LLMs can't reason

The video argues that dismissing large language models as incapable of reasoning based on simplistic labels ignores the need for objective, testable criteria to evaluate their abilities, emphasizing that isolated failures do not disprove their reasoning capabilities. It also highlights how emotional biases and inconsistent standards often lead to unfair judgments of AI, urging a rational and balanced approach to understanding AI’s evolving role alongside human creativity.

The video addresses a contentious debate in AI circles: whether large language models (LLMs) can truly reason, think, or understand. The speaker critiques common dismissive arguments that LLMs “can’t reason because they’re just stochastic parrots” or “just next-token predictors.” These arguments, often rooted in fear or misunderstanding, fail to provide concrete tests or criteria for what reasoning entails. The speaker emphasizes that simply labeling something as “just” a particular mechanism does not negate its capabilities, drawing analogies to clocks and sundials that tell time despite being “just” gears or sticks.

To clarify how to assess abilities like reasoning, the speaker proposes the necessity of objective tests. Using examples such as whether humans can run a four-minute mile or whether objects can tell time, he explains that one must observe or design tests to confirm abilities rather than rely on assumptions or dismissive labels. A single successful example can prove an ability exists, while failures do not disprove it. This logic applies to LLMs as well: isolated failures or mistakes do not prove that LLMs cannot reason, just as a slow runner does not prove humans cannot run fast.

The video also explores the emotional and psychological factors influencing people’s reactions to AI capabilities. Many responses to AI’s progress are driven by fear—fear of obsolescence, loss of uniqueness, or diminished human value. This fear leads to irrational arguments and the creation of new, often vague, criteria to deny AI’s abilities. The speaker highlights how people tend to judge AI outputs differently than human outputs, often attributing qualities like “soul” or “depth” exclusively to humans, despite evidence that many people prefer AI-generated art, music, or writing when judged blindly.

Furthermore, the speaker critiques the inconsistent standards applied to AI-generated content, such as art or music, where critics dismiss AI work as soulless or unworthy while accepting similar human outputs without question.
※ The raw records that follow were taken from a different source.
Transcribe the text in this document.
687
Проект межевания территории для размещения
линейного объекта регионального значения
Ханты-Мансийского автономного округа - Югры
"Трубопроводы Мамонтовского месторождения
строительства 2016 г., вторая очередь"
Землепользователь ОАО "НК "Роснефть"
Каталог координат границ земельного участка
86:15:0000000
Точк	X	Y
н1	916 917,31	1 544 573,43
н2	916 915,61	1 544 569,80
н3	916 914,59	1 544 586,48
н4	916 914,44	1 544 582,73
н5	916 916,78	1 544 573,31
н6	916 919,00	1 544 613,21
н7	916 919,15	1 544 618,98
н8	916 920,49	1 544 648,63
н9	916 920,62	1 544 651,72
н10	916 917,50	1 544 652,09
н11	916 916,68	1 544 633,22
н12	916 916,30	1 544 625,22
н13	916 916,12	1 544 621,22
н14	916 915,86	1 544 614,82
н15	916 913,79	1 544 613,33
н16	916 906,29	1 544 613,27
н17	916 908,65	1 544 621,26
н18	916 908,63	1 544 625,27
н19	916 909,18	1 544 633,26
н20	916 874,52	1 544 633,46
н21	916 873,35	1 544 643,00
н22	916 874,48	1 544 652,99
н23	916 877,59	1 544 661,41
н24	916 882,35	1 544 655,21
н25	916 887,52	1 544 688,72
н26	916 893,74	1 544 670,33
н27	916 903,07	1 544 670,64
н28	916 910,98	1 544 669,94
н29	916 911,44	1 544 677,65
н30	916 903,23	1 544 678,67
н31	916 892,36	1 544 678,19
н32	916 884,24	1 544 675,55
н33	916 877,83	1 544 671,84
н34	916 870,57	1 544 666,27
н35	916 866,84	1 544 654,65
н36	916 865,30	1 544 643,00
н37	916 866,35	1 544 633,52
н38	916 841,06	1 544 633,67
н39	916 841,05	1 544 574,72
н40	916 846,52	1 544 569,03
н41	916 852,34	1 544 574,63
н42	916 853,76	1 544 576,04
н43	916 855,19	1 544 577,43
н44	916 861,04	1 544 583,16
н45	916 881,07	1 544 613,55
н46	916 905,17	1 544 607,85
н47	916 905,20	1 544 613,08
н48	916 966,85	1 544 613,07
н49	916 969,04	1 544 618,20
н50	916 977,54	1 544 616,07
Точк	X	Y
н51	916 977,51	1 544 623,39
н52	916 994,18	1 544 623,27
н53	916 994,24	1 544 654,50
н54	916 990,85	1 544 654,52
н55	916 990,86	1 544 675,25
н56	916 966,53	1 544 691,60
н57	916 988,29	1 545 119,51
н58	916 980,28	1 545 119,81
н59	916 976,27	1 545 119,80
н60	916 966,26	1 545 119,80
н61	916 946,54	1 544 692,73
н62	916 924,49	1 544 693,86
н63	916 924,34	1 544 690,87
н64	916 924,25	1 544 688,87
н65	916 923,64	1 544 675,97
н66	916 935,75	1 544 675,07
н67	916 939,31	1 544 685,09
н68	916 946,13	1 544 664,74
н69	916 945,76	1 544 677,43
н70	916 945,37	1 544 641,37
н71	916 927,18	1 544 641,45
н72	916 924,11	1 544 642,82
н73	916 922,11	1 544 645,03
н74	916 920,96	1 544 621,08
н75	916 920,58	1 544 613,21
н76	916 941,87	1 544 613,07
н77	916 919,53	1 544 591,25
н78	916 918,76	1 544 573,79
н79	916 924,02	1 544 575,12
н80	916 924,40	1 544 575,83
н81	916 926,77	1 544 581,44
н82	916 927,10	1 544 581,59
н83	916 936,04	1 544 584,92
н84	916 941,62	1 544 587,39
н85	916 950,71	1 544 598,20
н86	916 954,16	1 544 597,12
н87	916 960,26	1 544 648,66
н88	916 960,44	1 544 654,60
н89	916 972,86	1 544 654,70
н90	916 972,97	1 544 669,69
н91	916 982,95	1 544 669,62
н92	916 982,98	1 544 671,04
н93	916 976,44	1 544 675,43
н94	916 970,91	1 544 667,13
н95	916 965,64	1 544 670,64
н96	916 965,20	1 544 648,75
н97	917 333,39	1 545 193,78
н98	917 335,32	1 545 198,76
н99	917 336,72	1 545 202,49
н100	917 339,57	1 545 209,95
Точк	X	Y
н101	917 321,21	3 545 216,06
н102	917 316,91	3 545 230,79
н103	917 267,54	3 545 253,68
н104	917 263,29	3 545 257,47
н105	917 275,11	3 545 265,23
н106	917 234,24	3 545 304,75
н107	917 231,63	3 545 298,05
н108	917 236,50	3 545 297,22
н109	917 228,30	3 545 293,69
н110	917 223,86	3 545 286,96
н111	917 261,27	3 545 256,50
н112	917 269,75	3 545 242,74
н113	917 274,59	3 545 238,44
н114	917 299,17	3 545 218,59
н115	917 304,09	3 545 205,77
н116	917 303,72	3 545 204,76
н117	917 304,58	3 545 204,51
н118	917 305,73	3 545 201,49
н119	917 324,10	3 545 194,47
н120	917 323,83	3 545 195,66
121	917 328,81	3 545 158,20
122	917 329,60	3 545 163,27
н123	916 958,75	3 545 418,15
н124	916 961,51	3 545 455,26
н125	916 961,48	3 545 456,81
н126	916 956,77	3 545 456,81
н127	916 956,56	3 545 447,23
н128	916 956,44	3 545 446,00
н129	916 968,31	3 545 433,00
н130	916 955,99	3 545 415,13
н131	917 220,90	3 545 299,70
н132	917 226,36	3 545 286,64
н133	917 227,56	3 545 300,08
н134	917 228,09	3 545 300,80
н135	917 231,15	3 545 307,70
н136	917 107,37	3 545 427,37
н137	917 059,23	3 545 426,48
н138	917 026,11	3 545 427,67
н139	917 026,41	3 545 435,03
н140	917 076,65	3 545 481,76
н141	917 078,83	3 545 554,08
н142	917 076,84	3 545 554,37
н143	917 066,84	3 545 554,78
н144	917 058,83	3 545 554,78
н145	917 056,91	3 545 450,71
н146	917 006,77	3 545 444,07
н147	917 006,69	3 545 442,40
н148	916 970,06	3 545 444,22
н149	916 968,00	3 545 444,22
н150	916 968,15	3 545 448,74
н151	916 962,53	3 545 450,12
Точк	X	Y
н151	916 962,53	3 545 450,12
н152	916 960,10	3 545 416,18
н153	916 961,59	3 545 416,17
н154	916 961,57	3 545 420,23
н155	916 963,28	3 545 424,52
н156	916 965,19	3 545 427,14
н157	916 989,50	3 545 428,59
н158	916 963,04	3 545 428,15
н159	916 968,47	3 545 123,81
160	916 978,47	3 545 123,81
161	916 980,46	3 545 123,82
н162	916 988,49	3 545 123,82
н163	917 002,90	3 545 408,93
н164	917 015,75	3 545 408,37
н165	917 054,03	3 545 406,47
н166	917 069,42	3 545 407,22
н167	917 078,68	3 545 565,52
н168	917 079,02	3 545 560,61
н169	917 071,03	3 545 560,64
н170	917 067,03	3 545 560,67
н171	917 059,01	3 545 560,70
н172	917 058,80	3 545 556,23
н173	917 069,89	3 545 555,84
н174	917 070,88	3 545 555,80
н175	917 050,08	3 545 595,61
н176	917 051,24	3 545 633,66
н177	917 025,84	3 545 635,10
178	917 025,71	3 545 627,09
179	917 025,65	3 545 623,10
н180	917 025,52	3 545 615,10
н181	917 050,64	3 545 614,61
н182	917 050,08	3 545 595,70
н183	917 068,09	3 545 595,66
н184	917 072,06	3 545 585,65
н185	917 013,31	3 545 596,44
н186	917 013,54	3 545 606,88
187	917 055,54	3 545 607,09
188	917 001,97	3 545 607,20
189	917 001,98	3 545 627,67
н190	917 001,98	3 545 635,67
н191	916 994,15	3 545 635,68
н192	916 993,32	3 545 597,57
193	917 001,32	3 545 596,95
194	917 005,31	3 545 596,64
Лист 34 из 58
This inconsistency stems from a protective instinct over human creativity and identity. The speaker urges viewers to recognize these biases and avoid self-deception, advocating for rational evaluation based on objective evidence rather than emotional reactions or unfounded beliefs.

In conclusion, the speaker defines reasoning as the power of the mind to think, understand, and form judgments through the process of logic. He suggests that the question of whether LLMs can reason should be approached with clear, testable criteria rather than dismissive assumptions. The video calls for a balanced, rational perspective on AI capabilities, warning against both overreaction and denial, and encourages openness to the evolving role of AI in society while acknowledging the unique qualities that human presence and creativity bring.